Синие воды, розовые цветы;
Вечер услаждает взор;
Прогуливаются первыми важные дамы,
За ними шествуют дамы попроще.
Nguyen-Trong-Hiep. Paris capitate de la Prance.
Hanoi 1897. Poesie XXV
I. Фурье, или Пассажи
De ces palais les colonnes magiques
A l’amateur montrent de toutes parts
Dans les objets, qu’étalent leurs portiques
Que l’industrie est rivale des arts
Xouveaux tableaux de Paris. Paris, 1828. I. P. 27[34]
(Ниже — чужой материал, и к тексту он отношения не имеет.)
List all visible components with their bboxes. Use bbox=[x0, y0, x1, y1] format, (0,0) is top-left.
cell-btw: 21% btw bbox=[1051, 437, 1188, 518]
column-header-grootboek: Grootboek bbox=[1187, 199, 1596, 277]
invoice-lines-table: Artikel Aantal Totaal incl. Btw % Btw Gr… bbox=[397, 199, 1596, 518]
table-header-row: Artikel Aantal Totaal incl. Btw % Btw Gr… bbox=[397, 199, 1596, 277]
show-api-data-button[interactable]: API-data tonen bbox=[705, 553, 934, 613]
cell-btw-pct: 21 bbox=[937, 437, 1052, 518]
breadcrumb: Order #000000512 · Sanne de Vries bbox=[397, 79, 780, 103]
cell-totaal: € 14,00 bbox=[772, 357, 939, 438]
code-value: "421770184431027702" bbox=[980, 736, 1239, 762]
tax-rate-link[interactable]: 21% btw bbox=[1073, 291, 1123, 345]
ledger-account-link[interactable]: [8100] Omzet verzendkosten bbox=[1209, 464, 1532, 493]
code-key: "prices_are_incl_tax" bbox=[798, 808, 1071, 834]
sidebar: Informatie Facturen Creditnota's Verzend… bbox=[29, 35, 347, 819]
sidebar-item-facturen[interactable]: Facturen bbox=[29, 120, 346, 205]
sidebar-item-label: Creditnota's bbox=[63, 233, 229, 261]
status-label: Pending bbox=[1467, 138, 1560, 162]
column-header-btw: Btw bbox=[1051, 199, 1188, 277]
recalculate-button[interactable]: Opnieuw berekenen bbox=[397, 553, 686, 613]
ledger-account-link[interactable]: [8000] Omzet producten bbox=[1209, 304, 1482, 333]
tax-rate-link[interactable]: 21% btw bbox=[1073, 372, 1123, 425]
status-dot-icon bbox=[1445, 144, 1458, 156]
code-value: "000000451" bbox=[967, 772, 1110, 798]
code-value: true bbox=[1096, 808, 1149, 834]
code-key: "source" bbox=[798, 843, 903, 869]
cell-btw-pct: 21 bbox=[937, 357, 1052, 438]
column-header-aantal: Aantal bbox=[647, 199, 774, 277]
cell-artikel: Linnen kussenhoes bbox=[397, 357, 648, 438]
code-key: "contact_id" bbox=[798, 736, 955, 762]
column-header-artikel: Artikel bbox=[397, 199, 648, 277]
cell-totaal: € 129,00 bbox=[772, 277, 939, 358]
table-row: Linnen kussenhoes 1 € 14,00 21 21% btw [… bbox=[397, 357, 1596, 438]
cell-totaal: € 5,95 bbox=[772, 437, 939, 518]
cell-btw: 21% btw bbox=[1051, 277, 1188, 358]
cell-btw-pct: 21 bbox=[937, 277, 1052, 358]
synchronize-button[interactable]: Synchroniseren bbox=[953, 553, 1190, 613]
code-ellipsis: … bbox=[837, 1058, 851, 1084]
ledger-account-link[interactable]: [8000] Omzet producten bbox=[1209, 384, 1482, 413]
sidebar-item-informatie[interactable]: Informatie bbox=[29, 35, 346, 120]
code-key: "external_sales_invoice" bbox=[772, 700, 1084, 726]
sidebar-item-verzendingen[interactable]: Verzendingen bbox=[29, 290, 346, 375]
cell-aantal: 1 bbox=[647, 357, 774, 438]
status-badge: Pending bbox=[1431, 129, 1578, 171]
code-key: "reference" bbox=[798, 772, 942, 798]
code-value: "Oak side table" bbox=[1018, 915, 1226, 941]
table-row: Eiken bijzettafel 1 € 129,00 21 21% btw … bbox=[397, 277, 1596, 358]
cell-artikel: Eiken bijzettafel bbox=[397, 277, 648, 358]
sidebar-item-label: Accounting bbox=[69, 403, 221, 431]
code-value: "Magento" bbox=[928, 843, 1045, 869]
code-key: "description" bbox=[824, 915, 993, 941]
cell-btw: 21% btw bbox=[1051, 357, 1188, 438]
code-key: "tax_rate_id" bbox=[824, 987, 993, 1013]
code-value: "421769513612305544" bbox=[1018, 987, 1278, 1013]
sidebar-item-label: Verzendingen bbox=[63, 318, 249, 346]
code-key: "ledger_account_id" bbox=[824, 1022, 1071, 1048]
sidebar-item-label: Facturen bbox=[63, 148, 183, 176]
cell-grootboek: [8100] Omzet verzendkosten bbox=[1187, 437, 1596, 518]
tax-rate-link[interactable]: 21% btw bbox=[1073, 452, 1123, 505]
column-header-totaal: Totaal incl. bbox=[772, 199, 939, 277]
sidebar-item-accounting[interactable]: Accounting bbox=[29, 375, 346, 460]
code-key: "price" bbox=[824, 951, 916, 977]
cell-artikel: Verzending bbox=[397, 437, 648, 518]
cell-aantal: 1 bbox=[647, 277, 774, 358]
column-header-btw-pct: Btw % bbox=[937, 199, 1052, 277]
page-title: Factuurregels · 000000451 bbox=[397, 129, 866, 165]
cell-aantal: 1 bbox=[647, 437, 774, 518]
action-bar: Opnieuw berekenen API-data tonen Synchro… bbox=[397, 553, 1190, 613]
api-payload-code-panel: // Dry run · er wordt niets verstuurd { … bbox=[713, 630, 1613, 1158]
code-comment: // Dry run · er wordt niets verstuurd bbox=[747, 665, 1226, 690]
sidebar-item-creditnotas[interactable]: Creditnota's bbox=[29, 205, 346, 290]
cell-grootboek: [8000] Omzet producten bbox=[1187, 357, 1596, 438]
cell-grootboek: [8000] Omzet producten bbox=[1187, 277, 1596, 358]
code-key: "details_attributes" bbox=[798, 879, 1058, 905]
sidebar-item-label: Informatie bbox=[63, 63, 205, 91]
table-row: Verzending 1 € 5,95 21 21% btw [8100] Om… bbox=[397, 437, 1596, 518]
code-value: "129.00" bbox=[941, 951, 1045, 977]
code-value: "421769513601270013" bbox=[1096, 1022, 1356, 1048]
Большая часть парижских пассажей возникла за полтора десятилетия, прошедших после 1822 года. Первой предпосылкой их появления был подъем текстильной торговли. Появляются magasins de nouveaute[35], первые торговые заведения, у которых в том же помещении были достаточно большие склады. Они были предшественниками универсальных магазинов. Это было время, о котором Бальзак писал: «Le grand роете de I’etalage chante ses strophes de couleur depuis la Madeleine jusqu’a la porte Saint-Denis»[36]. Пассажи – это центры торговли предметами роскоши. При их отделке искусство поступает на службу к торговцу. Современники не устают восхищаться ими. Еще долгое время они остаются достопримечательностью для приезжих. Один из «Иллюстрированных путеводителей по Парижу» сообщает: «Эти пассажи, новейшее изобретение индустриального комфорта, представляют собой находящиеся под стеклянной крышей, облицованные мрамором проходы через целые группы домов, владельцы которых объединились для такого предприятия. По обе стороны этих проходов, свет в которых падает сверху, расположены шикарнейшие магазины, так что подобный пассаж – город, даже весь мир в миниатюре».